JayYip / m3tl

BERT for Multitask Learning
https://jayyip.github.io/m3tl/
Apache License 2.0
545 stars 125 forks source link

How to prepare two sequences as input for bert-multitask-learning? #33

Open rudra0713 opened 4 years ago

rudra0713 commented 4 years ago

Hi, I have a dataset that involves 2 sequences and the task is classifying the sequence pair. I am not sure how to prepare the input in this case. So far, I have been working with only one sequence where I used the following format:

["Everyone", "should", "be", "happy", "."] How do I extend this for 2 sequences? Do I have to insert a "SEP" token myself?

JayYip commented 4 years ago

Now you reminded me... Sorry, it's not implemented.

https://github.com/JayYip/bert-multitask-learning/blob/9fe97739194f801e539efbadbaaf97a9c945eaaa/bert_multitask_learning/create_generators.py#L47

JayYip commented 4 years ago

Sorry, I misread your question. You can prepare something like:

@preprocessing_fn
def proc_fn(params, mode):
    return [{'a': ["Everyone", "should", "be", "happy", "."], 'b': ["you're", "right"]}], ['true']
rudra0713 commented 4 years ago

I prepared two sequences following your format, Here's an example: {'a': ['Everyone', 'should', 'not', 'be', 'happy', '.'], 'b': ["you're", 'right']} After printring tokens in add_special_tokens_with_seqs function in utils.py, I got this, tokens -> ['[CLS]', 'a', 'b', '[SEP]'] I was expecting 'a' and 'b' to be replaced by the original sequences. Is this okay? For a single sequence task, when I printed tokens, I got the desired output, tokens -> ['[CLS]', 'marriage', 'came', 'from', 'religion', '.', '[SEP]']

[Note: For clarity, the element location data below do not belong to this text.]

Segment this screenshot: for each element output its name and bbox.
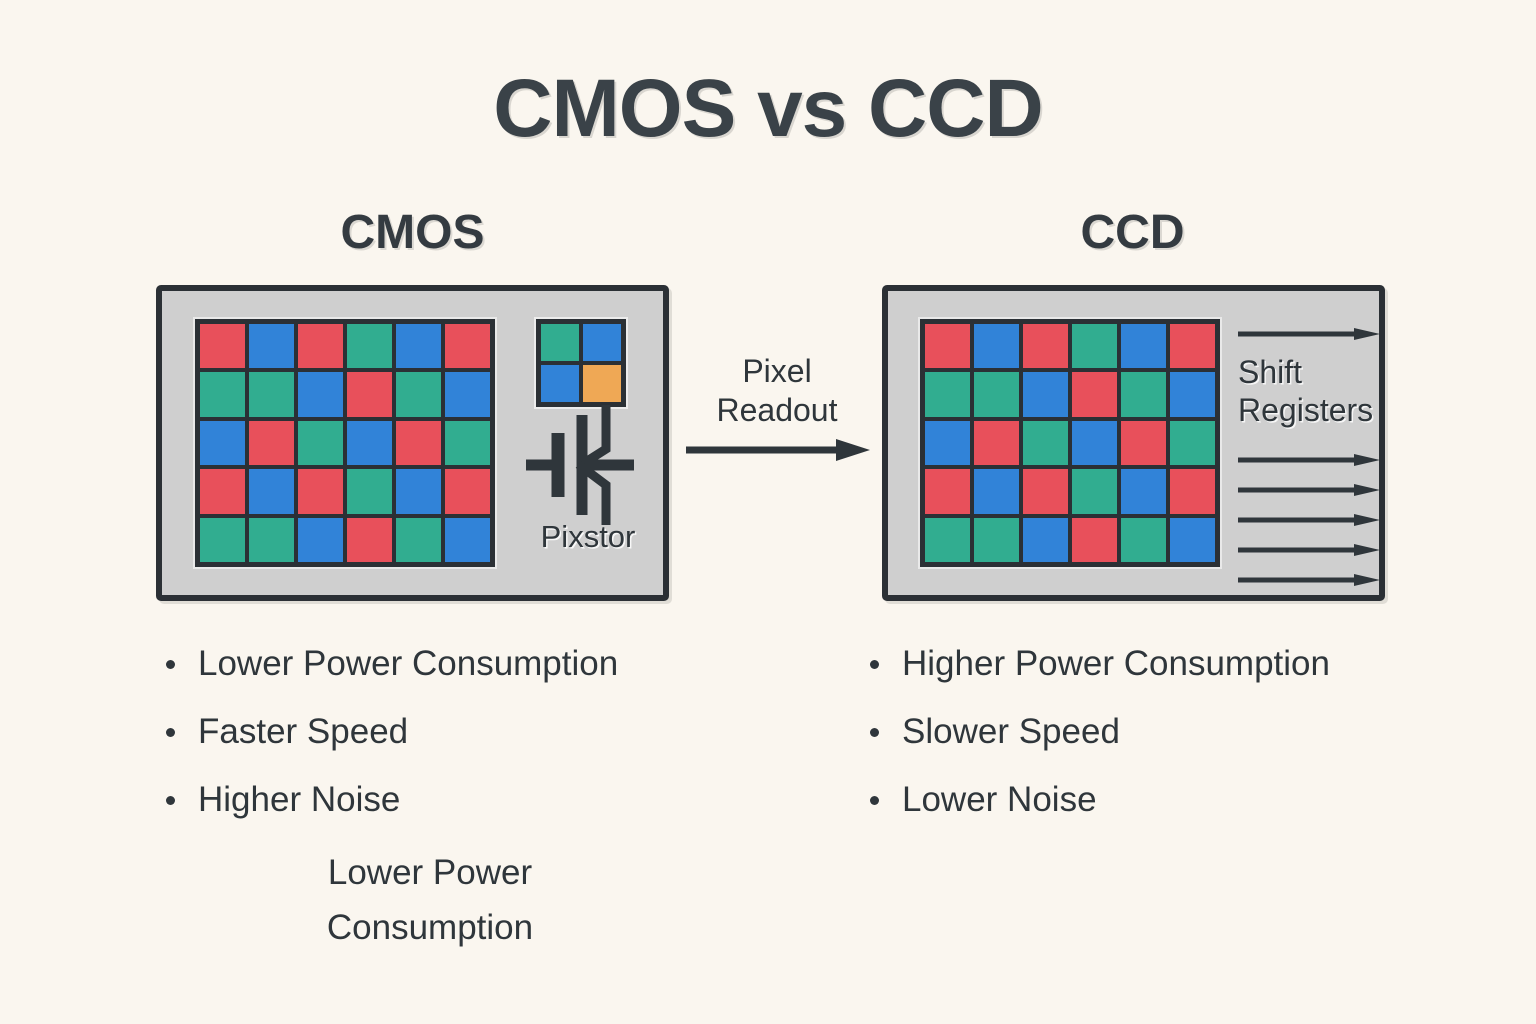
pixel-cell-green [1072,324,1117,368]
cmos-pixel-grid [195,319,495,567]
cmos-sensor-panel: Pixstor [156,285,669,601]
pixel-cell-green [925,372,970,416]
pixel-cell-green [347,469,392,513]
pixel-readout-line1: Pixel [742,353,811,389]
list-item: Higher Power Consumption [862,630,1462,698]
pixel-cell-green [541,324,579,361]
pixel-cell-blue [925,421,970,465]
pixel-cell-red [925,469,970,513]
pixstor-label: Pixstor [508,519,668,555]
pixel-cell-blue [298,518,343,562]
pixel-cell-blue [583,324,621,361]
pixel-cell-green [347,324,392,368]
page-title: CMOS vs CCD [0,62,1536,156]
pixel-cell-red [298,469,343,513]
pixel-cell-red [925,324,970,368]
bullet-dot-icon [166,796,175,805]
pixel-cell-green [249,372,294,416]
pixel-cell-green [445,421,490,465]
pixel-cell-green [249,518,294,562]
list-item-label: Lower Noise [902,780,1097,819]
footer-note-line2: Consumption [327,908,533,947]
shift-registers-line1: Shift [1238,354,1302,390]
footer-note-line1: Lower Power [328,853,532,892]
list-item: Faster Speed [158,698,758,766]
pixel-cell-red [1170,469,1215,513]
pixel-cell-green [396,372,441,416]
shift-registers-group: Shift Registers [1236,311,1386,581]
pixel-cell-green [396,518,441,562]
arrow-right-icon [1238,543,1380,557]
pixel-cell-blue [249,324,294,368]
footer-note: Lower Power Consumption [180,845,680,955]
list-item: Lower Power Consumption [158,630,758,698]
ccd-sensor-panel: Shift Registers [882,285,1385,601]
pixel-cell-blue [1121,469,1166,513]
pixel-cell-green [1121,518,1166,562]
ccd-heading: CCD [880,205,1385,260]
pixel-cell-red [445,469,490,513]
list-item-label: Higher Power Consumption [902,644,1330,683]
pixel-cell-red [200,469,245,513]
pixel-cell-red [974,421,1019,465]
pixel-cell-blue [347,421,392,465]
pixel-readout-label: Pixel Readout [672,352,882,430]
pixel-cell-blue [200,421,245,465]
cmos-heading: CMOS [155,205,670,260]
pixel-cell-green [200,372,245,416]
ccd-pixel-grid [920,319,1220,567]
list-item: Slower Speed [862,698,1462,766]
arrow-right-icon [1238,327,1380,341]
pixel-cell-red [200,324,245,368]
ccd-feature-list: Higher Power ConsumptionSlower SpeedLowe… [862,630,1462,834]
pixel-cell-blue [1121,324,1166,368]
bullet-dot-icon [870,796,879,805]
arrow-right-icon [1238,483,1380,497]
shift-registers-label: Shift Registers [1238,353,1386,429]
list-item: Higher Noise [158,766,758,834]
bullet-dot-icon [166,728,175,737]
pixel-cell-green [298,421,343,465]
pixel-cell-blue [541,365,579,402]
arrow-right-icon [1238,573,1380,587]
pixel-cell-red [298,324,343,368]
pixel-cell-red [1072,372,1117,416]
pixel-cell-blue [396,324,441,368]
pixel-cell-red [1170,324,1215,368]
pixel-cell-green [200,518,245,562]
pixel-cell-blue [249,469,294,513]
list-item-label: Higher Noise [198,780,400,819]
bullet-dot-icon [870,660,879,669]
pixel-cell-blue [1023,518,1068,562]
arrow-right-icon [1238,513,1380,527]
pixel-cell-blue [445,518,490,562]
pixel-cell-blue [1170,372,1215,416]
pixel-cell-green [1170,421,1215,465]
list-item-label: Slower Speed [902,712,1120,751]
pixel-cell-red [396,421,441,465]
shift-registers-line2: Registers [1238,392,1373,428]
pixstor-mini-grid [536,319,626,407]
pixel-cell-blue [396,469,441,513]
list-item-label: Lower Power Consumption [198,644,618,683]
pixel-cell-blue [1023,372,1068,416]
pixel-cell-blue [445,372,490,416]
pixel-cell-green [974,518,1019,562]
pixel-cell-blue [1072,421,1117,465]
pixel-cell-green [974,372,1019,416]
transistor-icon [524,405,644,525]
pixel-cell-green [1072,469,1117,513]
pixel-cell-red [445,324,490,368]
pixel-cell-red [1072,518,1117,562]
cmos-feature-list: Lower Power ConsumptionFaster SpeedHighe… [158,630,758,834]
pixel-cell-red [1023,324,1068,368]
pixel-cell-orange [583,365,621,402]
pixel-cell-red [249,421,294,465]
arrow-right-icon [686,437,870,463]
diagram-canvas: CMOS vs CCD CMOS Pixstor Lower Power Con… [0,0,1536,1024]
bullet-dot-icon [166,660,175,669]
pixel-cell-blue [1170,518,1215,562]
pixel-cell-red [347,518,392,562]
pixel-cell-blue [298,372,343,416]
pixel-cell-blue [974,324,1019,368]
bullet-dot-icon [870,728,879,737]
pixel-cell-green [1023,421,1068,465]
arrow-right-icon [1238,453,1380,467]
pixel-cell-green [1121,372,1166,416]
pixel-cell-blue [974,469,1019,513]
list-item: Lower Noise [862,766,1462,834]
pixel-cell-red [1121,421,1166,465]
pixstor-detail: Pixstor [526,319,646,569]
pixel-cell-green [925,518,970,562]
pixel-cell-red [1023,469,1068,513]
pixel-readout-line2: Readout [717,392,838,428]
list-item-label: Faster Speed [198,712,408,751]
pixel-cell-red [347,372,392,416]
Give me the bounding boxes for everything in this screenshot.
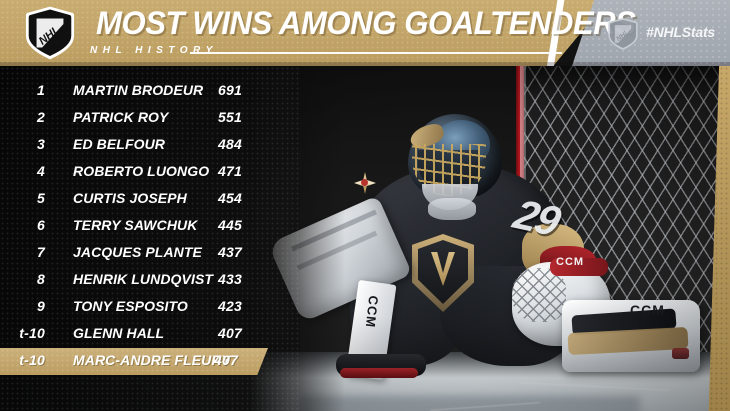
row-rank: 1	[0, 82, 45, 98]
leaderboard-list: 1MARTIN BRODEUR6912PATRICK ROY5513ED BEL…	[0, 78, 300, 375]
leaderboard-row: 3ED BELFOUR484	[0, 132, 300, 159]
ice-reflection	[300, 396, 640, 411]
leaderboard-row: t-10MARC-ANDRE FLEURY407	[0, 348, 300, 375]
leaderboard-row: 1MARTIN BRODEUR691	[0, 78, 300, 105]
page-title: MOST WINS AMONG GOALTENDERS	[96, 5, 552, 41]
throat-protector	[428, 198, 476, 220]
row-player-name: CURTIS JOSEPH	[73, 190, 187, 206]
row-rank: 4	[0, 163, 45, 179]
leaderboard-row: 6TERRY SAWCHUK445	[0, 213, 300, 240]
leaderboard-row: 5CURTIS JOSEPH454	[0, 186, 300, 213]
leaderboard-row: 4ROBERTO LUONGO471	[0, 159, 300, 186]
shoulder-star-center	[361, 179, 368, 186]
row-player-name: GLENN HALL	[73, 325, 164, 341]
goaltender-figure: 29 CCM CCM CCM	[300, 86, 700, 376]
row-wins-value: 407	[176, 352, 238, 368]
row-wins-value: 437	[180, 244, 242, 260]
skate-red-accent	[340, 368, 418, 378]
row-wins-value: 407	[180, 325, 242, 341]
row-rank: 8	[0, 271, 45, 287]
row-wins-value: 471	[180, 163, 242, 179]
row-rank: 7	[0, 244, 45, 260]
brand-logo-glove: CCM	[556, 256, 584, 268]
row-rank: 9	[0, 298, 45, 314]
leaderboard-row: 8HENRIK LUNDQVIST433	[0, 267, 300, 294]
row-wins-value: 433	[180, 271, 242, 287]
row-player-name: ED BELFOUR	[73, 136, 165, 152]
row-wins-value: 423	[180, 298, 242, 314]
row-wins-value: 445	[180, 217, 242, 233]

JayYip commented 4 years ago

Maybe it's a bug. Could you confirm that the example argument of create_single_problem_single_instance is a tuple like below?

({'a': ['Everyone', 'should', 'not', 'be', 'happy', '.'], 'b': ["you're", 'right']}, 'some label')
rudra0713 commented 4 years ago

After adding this print, this is what I have found if the Mode in the preprocessing function is 'train' or 'eval', the output of example aligns with what you mentioned, `example (from create_single_problem_single_instance function) -> ({'a': ['we', 'Should', 'be', 'optimistic', 'about', 'the', 'future', '.'], 'b': ['Anything', 'that', 'improves', 'rush', 'hour', 'traffic', 'ca', "n't", 'be', 'all', 'that', 'bad', '.']}, 0) tokens (from add_special_tokens_with_seqs function)-> ['[CLS]', 'we', 'should', 'be', 'op', '##timi', '##stic', 'about', 'the', 'future', '.', '[SEP]', 'anything', 'that', 'improve', '##s', 'rus', '##h', 'hour', 'traffic', 'ca', 'n', "##'", '##t', 'be', 'all', 'that', 'bad', '.', '[SEP]']

But when the mode is 'infer', right before printing the accuracies of the particular task, there is no print of 'example', and tokens become like this -> tokens -> ['[CLS]', 'a', 'b', '[SEP]'] Also, for the same dataset and same split, previously I got 76% accuracy with BERT model, but with the multitask setting, for that same task alone, I am getting only 48.71% accuracy. `

JayYip commented 4 years ago

But when the mode is 'infer', right before printing the accuracies of the particular task, there is no print of 'example', and tokens become like this -> tokens -> ['[CLS]', 'a', 'b', '[SEP]']

This is a bug. I'll fix it later.

Also, for the same dataset and same split, previously I got 76% accuracy with BERT model, but with the multitask setting, for that same task alone, I am getting only 48.71% accuracy.

That's weird. Maybe it's caused by another bug. Could you provide more info?

JayYip commented 4 years ago

Sorry, accidentally closed. Reopen now.